Herpes Simplex Virus Infections
Babusahabpalya, Bengaluru Feb 9, 2017
In any given year, about one-half-million Americans will experience their first encounter with the herpes simplex virus type 1 (HSV-1), the cause of cold sores. That first encounter usually occurs in the oral region and may be so mild as to go unnoticed.

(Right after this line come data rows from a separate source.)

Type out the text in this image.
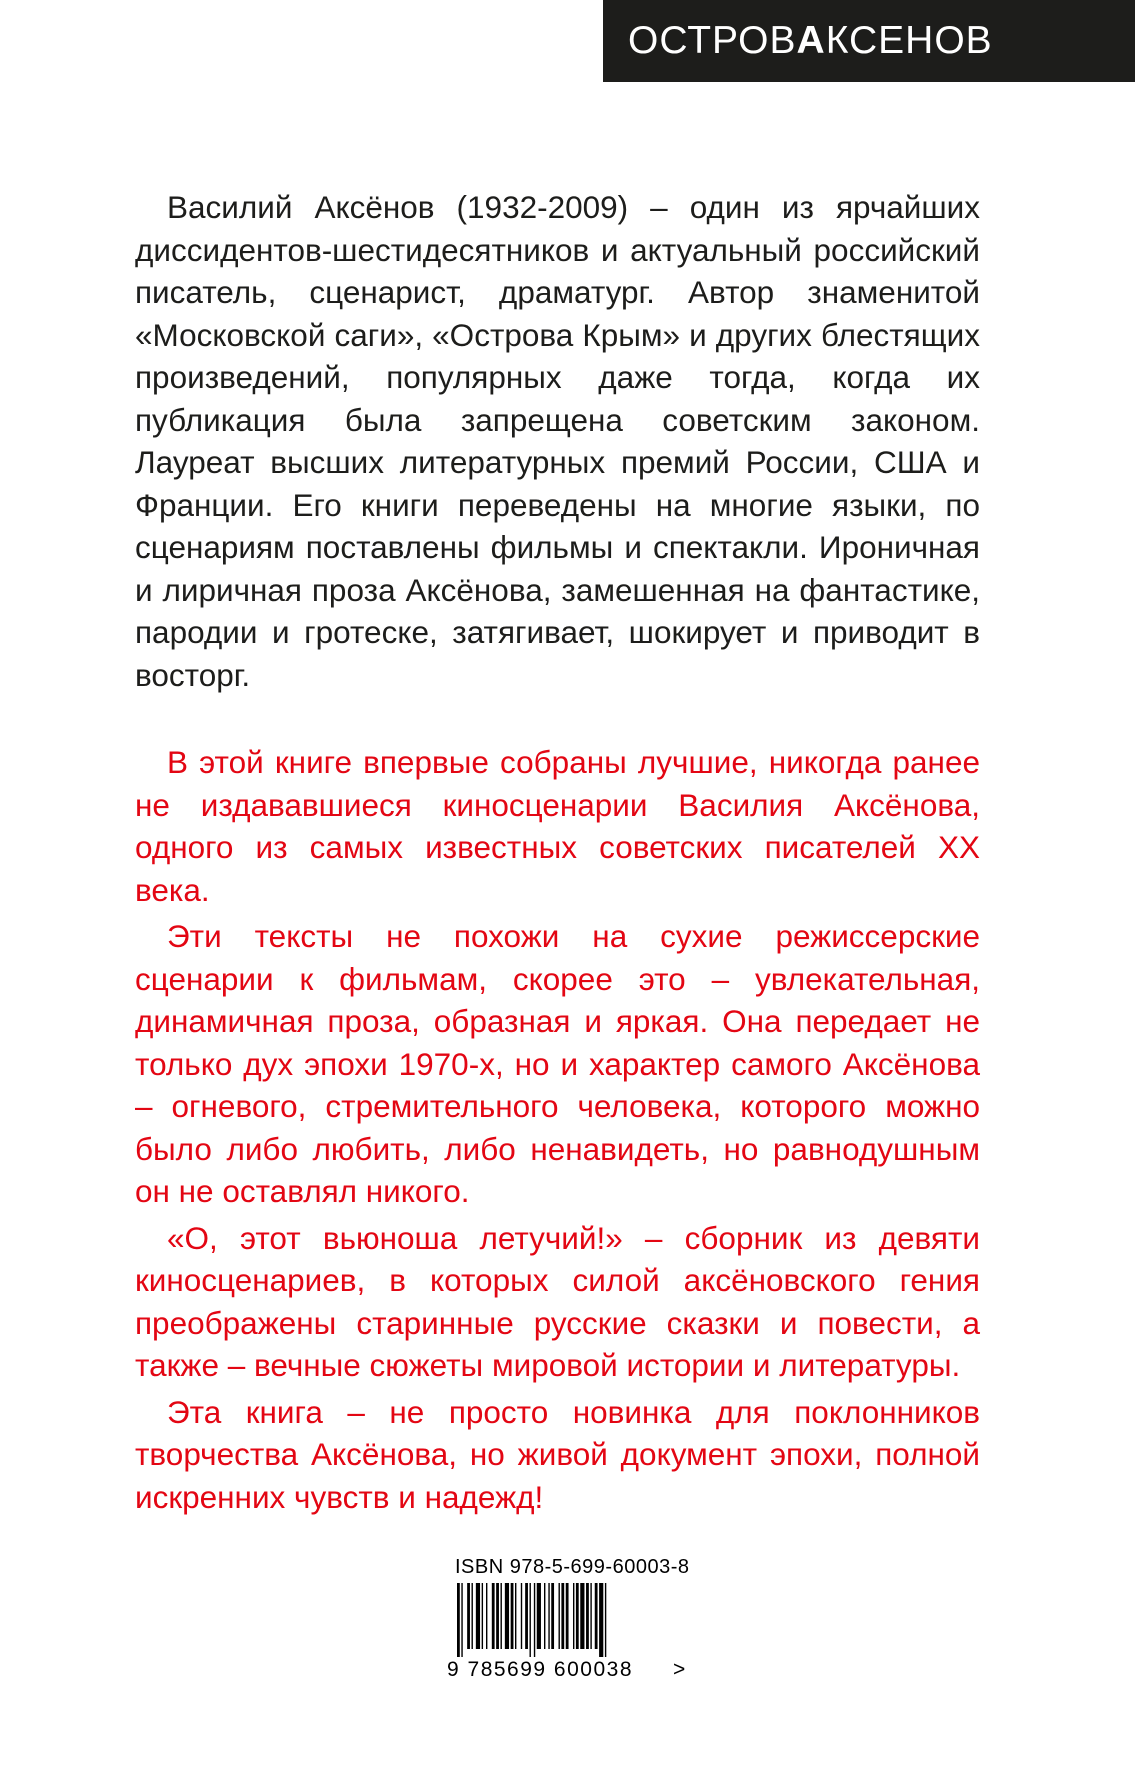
ОСТРОВАКСЕНОВ

Василий Аксёнов (1932-2009) – один из ярчайших диссидентов-шестидесятников и актуальный российский писатель, сценарист, драматург. Автор знаменитой «Московской саги», «Острова Крым» и других блестящих произведений, популярных даже тогда, когда их публикация была запрещена советским законом. Лауреат высших литературных премий России, США и Франции. Его книги переведены на многие языки, по сценариям поставлены фильмы и спектакли. Ироничная и лиричная проза Аксёнова, замешенная на фантастике, пародии и гротеске, затягивает, шокирует и приводит в восторг.

В этой книге впервые собраны лучшие, никогда ранее не издававшиеся киносценарии Василия Аксёнова, одного из самых известных советских писателей XX века.

Эти тексты не похожи на сухие режиссерские сценарии к фильмам, скорее это – увлекательная, динамичная проза, образная и яркая. Она передает не только дух эпохи 1970-х, но и характер самого Аксёнова – огневого, стремительного человека, которого можно было либо любить, либо ненавидеть, но равнодушным он не оставлял никого.

«О, этот вьюноша летучий!» – сборник из девяти киносценариев, в которых силой аксёновского гения преображены старинные русские сказки и повести, а также – вечные сюжеты мировой истории и литературы.

Эта книга – не просто новинка для поклонников творчества Аксёнова, но живой документ эпохи, полной искренних чувств и надежд!

ISBN 978-5-699-60003-8
9 785699 600038 >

But in some people, particularly young children and young adults, infection may take the form of primary herpetic stomatitis, with symptoms of malaise, muscle aches, sore throat, and enlarged and tender lymph nodes, prior to the appearance of the familiar cold sore blisters. These blisters usually show up on the lips, but any of the mucosal surfaces can be affected. Bright-red ulcerated areas and marked gingivitis may also be seen (Tyldesley and Field 1995).
Herpes viruses also cause genital infections, which are transmitted sexually. Both HSV-1 and HSV-2 have been found in oral and genital infections, with HSV-1 predominating in oral areas and HSV-2 in genital areas (Wheeler 1988). Herpes viruses have also been implicated as cofactors in the development of oral cancers. Crowded living conditions can result in greater contact with infected individuals, which aids in transmission of HSV (Whitley 1992).
Normally, the immune system mounts a successful attack on the viruses, with symptoms abating by the time neutralizing antibodies appear in the bloodstream, in about 10 days. However, herpes viruses are notorious for their ability to avoid immune detection by taking refuge in the nervous system, where they can remain latent for years. In oral herpes the virus commonly migrates to the nearby trigeminal ganglion, the cluster of nerve cells whose fibers branch out to the face and mouth.